Each LSP Tejas contains more systems and is more complex than its predecessors. LSP-3, which first flew on 23rd April, was the first Tejas with a multi-mode radar (MMR); and with electronic systems to differentiate friendly from hostile aircraft. LSP-4 has all that and also flare and chaff dispensers to confuse enemy radars and missiles: a Counter Measure Dispensing System.
With the Initial Operational Clearance (IOC) of the Tejas due this year, the flight test programme desperately needs every aircraft it can build. The testing, which requires thousands of individual flight checks, proceeds only as fast as the number of aircraft available for the testing. The Aeronautical Development Agency (ADA), which oversees the Tejas programme, has faced sharp criticism from the Indian Air Force for producing successive LSP aircraft too slowly, thereby protracting the testing and delaying the IOC. LSP-4 will be only the eighth Tejas in the flight test programme, which has done 1,300 sorties, amounting to more than 700 hours of flying.
HAL admits that LSP-3 was overdue by a year, but points out that LSP-4 has followed in just over a month. “I am pushing for LSP-5 to fly by June-end,” says D Balasunder, the managing director of HAL’s Bangalore Complex. “It will have all the systems fitted in LSP-4, and will additionally have night lighting within the cockpit, and an auto-pilot.”
From the runway, technicians move off to the hangars with the newly-inaugurated LSP-4 to ready it for a gruelling regime of hot weather trials. This weekend, LSP-3 and LSP-4 will leave for Nagpur, where, day after day, they will bake in the sun for hours before hurling themselves into the sky to test whether their sophisticated electronics can withstand the Indian summer.
The ADA plans to build LSP-6 and LSP-7 quickly and then hand those two Tejas fighters to the IAF. At its base in Sulur, near Coimbatore, the IAF will operate the aircraft to provide feedback about improvements that are needed to make the Tejas easier to maintain in combat. ADA sources plan to make easy maintainability a key feature of the Tejas Mark- II, the next, improved, version of the Indian fighter.
“The Tejas Mark I is already as good or better as the light fighters in the IAF,” declares ADA chief, PS Subramaniam, referring to the MiG-21 BISON. “The air force should order at least 60 of them.”
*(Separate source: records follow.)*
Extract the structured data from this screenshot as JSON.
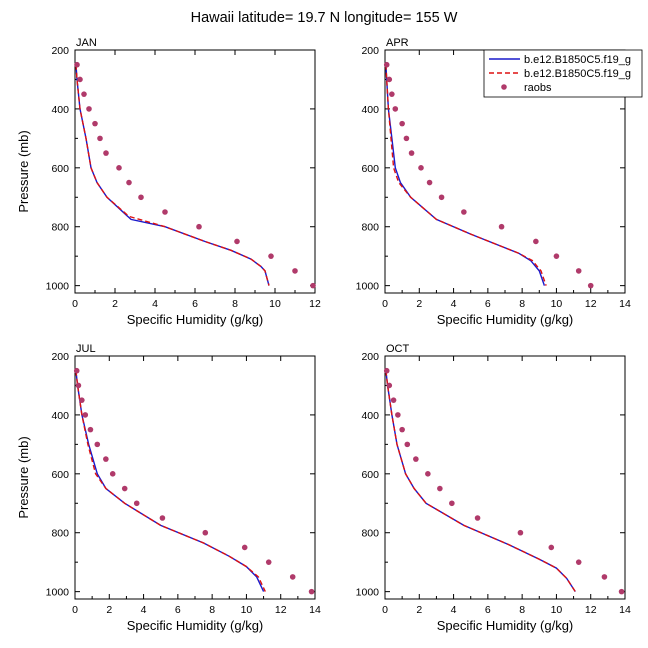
{
  "title": "Hawaii  latitude= 19.7 N longitude= 155 W",
  "colors": {
    "model1": "#1a1acc",
    "model2": "#dd1111",
    "raobs": "#b03a6a"
  },
  "legend": {
    "placement": "top-right",
    "entries": [
      {
        "label": "b.e12.B1850C5.f19_g",
        "style": "solid-line",
        "color": "#1a1acc"
      },
      {
        "label": "b.e12.B1850C5.f19_g",
        "style": "dashed-line",
        "color": "#dd1111"
      },
      {
        "label": "raobs",
        "style": "dot",
        "color": "#b03a6a"
      }
    ]
  },
  "chart_data": [
    {
      "type": "line",
      "panel": "JAN",
      "xlabel": "Specific Humidity (g/kg)",
      "ylabel": "Pressure (mb)",
      "xlim": [
        0,
        12
      ],
      "ylim": [
        200,
        1025
      ],
      "y_reversed": true,
      "xticks": [
        0,
        2,
        4,
        6,
        8,
        10,
        12
      ],
      "yticks": [
        200,
        400,
        600,
        800,
        1000
      ],
      "series": [
        {
          "key": "model1",
          "style": "solid",
          "points": [
            [
              0.05,
              250
            ],
            [
              0.1,
              300
            ],
            [
              0.25,
              400
            ],
            [
              0.55,
              500
            ],
            [
              0.8,
              600
            ],
            [
              1.1,
              650
            ],
            [
              1.6,
              700
            ],
            [
              2.8,
              775
            ],
            [
              4.5,
              800
            ],
            [
              6.5,
              850
            ],
            [
              7.8,
              880
            ],
            [
              8.8,
              910
            ],
            [
              9.3,
              935
            ],
            [
              9.5,
              950
            ],
            [
              9.6,
              975
            ],
            [
              9.7,
              1000
            ]
          ]
        },
        {
          "key": "model2",
          "style": "dashed",
          "points": [
            [
              0.05,
              250
            ],
            [
              0.1,
              300
            ],
            [
              0.25,
              400
            ],
            [
              0.55,
              500
            ],
            [
              0.8,
              600
            ],
            [
              1.1,
              650
            ],
            [
              1.6,
              700
            ],
            [
              2.7,
              765
            ],
            [
              4.5,
              800
            ],
            [
              6.5,
              850
            ],
            [
              7.8,
              880
            ],
            [
              8.8,
              910
            ],
            [
              9.3,
              935
            ],
            [
              9.5,
              950
            ],
            [
              9.6,
              975
            ],
            [
              9.7,
              1000
            ]
          ]
        },
        {
          "key": "raobs",
          "style": "dots",
          "points": [
            [
              0.1,
              250
            ],
            [
              0.25,
              300
            ],
            [
              0.45,
              350
            ],
            [
              0.7,
              400
            ],
            [
              1.0,
              450
            ],
            [
              1.25,
              500
            ],
            [
              1.55,
              550
            ],
            [
              2.2,
              600
            ],
            [
              2.7,
              650
            ],
            [
              3.3,
              700
            ],
            [
              4.5,
              750
            ],
            [
              6.2,
              800
            ],
            [
              8.1,
              850
            ],
            [
              9.8,
              900
            ],
            [
              11.0,
              950
            ],
            [
              11.9,
              1000
            ]
          ]
        }
      ]
    },
    {
      "type": "line",
      "panel": "APR",
      "xlabel": "Specific Humidity (g/kg)",
      "ylabel": "",
      "xlim": [
        0,
        14
      ],
      "ylim": [
        200,
        1025
      ],
      "y_reversed": true,
      "xticks": [
        0,
        2,
        4,
        6,
        8,
        10,
        12,
        14
      ],
      "yticks": [
        200,
        400,
        600,
        800,
        1000
      ],
      "series": [
        {
          "key": "model1",
          "style": "solid",
          "points": [
            [
              0.05,
              250
            ],
            [
              0.1,
              300
            ],
            [
              0.2,
              400
            ],
            [
              0.4,
              500
            ],
            [
              0.6,
              600
            ],
            [
              0.9,
              650
            ],
            [
              1.5,
              700
            ],
            [
              3.0,
              775
            ],
            [
              5.0,
              825
            ],
            [
              6.5,
              860
            ],
            [
              7.8,
              890
            ],
            [
              8.5,
              915
            ],
            [
              9.0,
              950
            ],
            [
              9.3,
              1000
            ]
          ]
        },
        {
          "key": "model2",
          "style": "dashed",
          "points": [
            [
              0.05,
              250
            ],
            [
              0.1,
              300
            ],
            [
              0.2,
              400
            ],
            [
              0.35,
              500
            ],
            [
              0.5,
              600
            ],
            [
              0.8,
              650
            ],
            [
              1.5,
              700
            ],
            [
              3.0,
              775
            ],
            [
              5.0,
              825
            ],
            [
              6.5,
              860
            ],
            [
              7.8,
              890
            ],
            [
              8.6,
              915
            ],
            [
              9.1,
              950
            ],
            [
              9.4,
              1000
            ]
          ]
        },
        {
          "key": "raobs",
          "style": "dots",
          "points": [
            [
              0.1,
              250
            ],
            [
              0.25,
              300
            ],
            [
              0.4,
              350
            ],
            [
              0.6,
              400
            ],
            [
              1.0,
              450
            ],
            [
              1.25,
              500
            ],
            [
              1.55,
              550
            ],
            [
              2.1,
              600
            ],
            [
              2.6,
              650
            ],
            [
              3.3,
              700
            ],
            [
              4.6,
              750
            ],
            [
              6.8,
              800
            ],
            [
              8.8,
              850
            ],
            [
              10.0,
              900
            ],
            [
              11.3,
              950
            ],
            [
              12.0,
              1000
            ]
          ]
        }
      ]
    },
    {
      "type": "line",
      "panel": "JUL",
      "xlabel": "Specific Humidity (g/kg)",
      "ylabel": "Pressure (mb)",
      "xlim": [
        0,
        14
      ],
      "ylim": [
        200,
        1025
      ],
      "y_reversed": true,
      "xticks": [
        0,
        2,
        4,
        6,
        8,
        10,
        12,
        14
      ],
      "yticks": [
        200,
        400,
        600,
        800,
        1000
      ],
      "series": [
        {
          "key": "model1",
          "style": "solid",
          "points": [
            [
              0.05,
              250
            ],
            [
              0.15,
              300
            ],
            [
              0.4,
              400
            ],
            [
              0.8,
              500
            ],
            [
              1.3,
              600
            ],
            [
              1.8,
              650
            ],
            [
              2.9,
              700
            ],
            [
              5.0,
              775
            ],
            [
              7.5,
              835
            ],
            [
              9.0,
              880
            ],
            [
              10.0,
              915
            ],
            [
              10.6,
              950
            ],
            [
              11.0,
              1000
            ]
          ]
        },
        {
          "key": "model2",
          "style": "dashed",
          "points": [
            [
              0.05,
              250
            ],
            [
              0.15,
              300
            ],
            [
              0.4,
              400
            ],
            [
              0.75,
              500
            ],
            [
              1.2,
              600
            ],
            [
              1.8,
              650
            ],
            [
              2.9,
              700
            ],
            [
              5.0,
              775
            ],
            [
              7.5,
              835
            ],
            [
              9.0,
              880
            ],
            [
              10.0,
              915
            ],
            [
              10.7,
              950
            ],
            [
              11.1,
              1000
            ]
          ]
        },
        {
          "key": "raobs",
          "style": "dots",
          "points": [
            [
              0.1,
              250
            ],
            [
              0.2,
              300
            ],
            [
              0.4,
              350
            ],
            [
              0.6,
              400
            ],
            [
              0.9,
              450
            ],
            [
              1.3,
              500
            ],
            [
              1.8,
              550
            ],
            [
              2.2,
              600
            ],
            [
              2.9,
              650
            ],
            [
              3.6,
              700
            ],
            [
              5.1,
              750
            ],
            [
              7.6,
              800
            ],
            [
              9.9,
              850
            ],
            [
              11.3,
              900
            ],
            [
              12.7,
              950
            ],
            [
              13.8,
              1000
            ]
          ]
        }
      ]
    },
    {
      "type": "line",
      "panel": "OCT",
      "xlabel": "Specific Humidity (g/kg)",
      "ylabel": "",
      "xlim": [
        0,
        14
      ],
      "ylim": [
        200,
        1025
      ],
      "y_reversed": true,
      "xticks": [
        0,
        2,
        4,
        6,
        8,
        10,
        12,
        14
      ],
      "yticks": [
        200,
        400,
        600,
        800,
        1000
      ],
      "series": [
        {
          "key": "model1",
          "style": "solid",
          "points": [
            [
              0.05,
              250
            ],
            [
              0.15,
              300
            ],
            [
              0.4,
              400
            ],
            [
              0.7,
              500
            ],
            [
              1.2,
              600
            ],
            [
              1.7,
              650
            ],
            [
              2.4,
              700
            ],
            [
              4.6,
              775
            ],
            [
              7.2,
              840
            ],
            [
              9.0,
              890
            ],
            [
              10.0,
              920
            ],
            [
              10.6,
              955
            ],
            [
              11.1,
              1000
            ]
          ]
        },
        {
          "key": "model2",
          "style": "dashed",
          "points": [
            [
              0.05,
              250
            ],
            [
              0.15,
              300
            ],
            [
              0.4,
              400
            ],
            [
              0.7,
              500
            ],
            [
              1.2,
              600
            ],
            [
              1.7,
              650
            ],
            [
              2.4,
              700
            ],
            [
              4.6,
              775
            ],
            [
              7.2,
              840
            ],
            [
              9.0,
              890
            ],
            [
              10.0,
              920
            ],
            [
              10.6,
              955
            ],
            [
              11.1,
              1000
            ]
          ]
        },
        {
          "key": "raobs",
          "style": "dots",
          "points": [
            [
              0.1,
              250
            ],
            [
              0.25,
              300
            ],
            [
              0.5,
              350
            ],
            [
              0.75,
              400
            ],
            [
              1.0,
              450
            ],
            [
              1.3,
              500
            ],
            [
              1.8,
              550
            ],
            [
              2.5,
              600
            ],
            [
              3.2,
              650
            ],
            [
              3.9,
              700
            ],
            [
              5.4,
              750
            ],
            [
              7.9,
              800
            ],
            [
              9.7,
              850
            ],
            [
              11.3,
              900
            ],
            [
              12.8,
              950
            ],
            [
              13.8,
              1000
            ]
          ]
        }
      ]
    }
  ]
}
But, the IAF is less exuberant. Senior air marshals point out to Business Standard that, if they grant the Tejas IOC at the end of 2010, it will be in the long-term interest of the fighter programme, not because the Tejas has met all its targets. The Tejas does not fly as fast as originally planned; its acceleration is significantly less; and the Tejas has not been tested yet in carrying much of the weaponry it is designed to.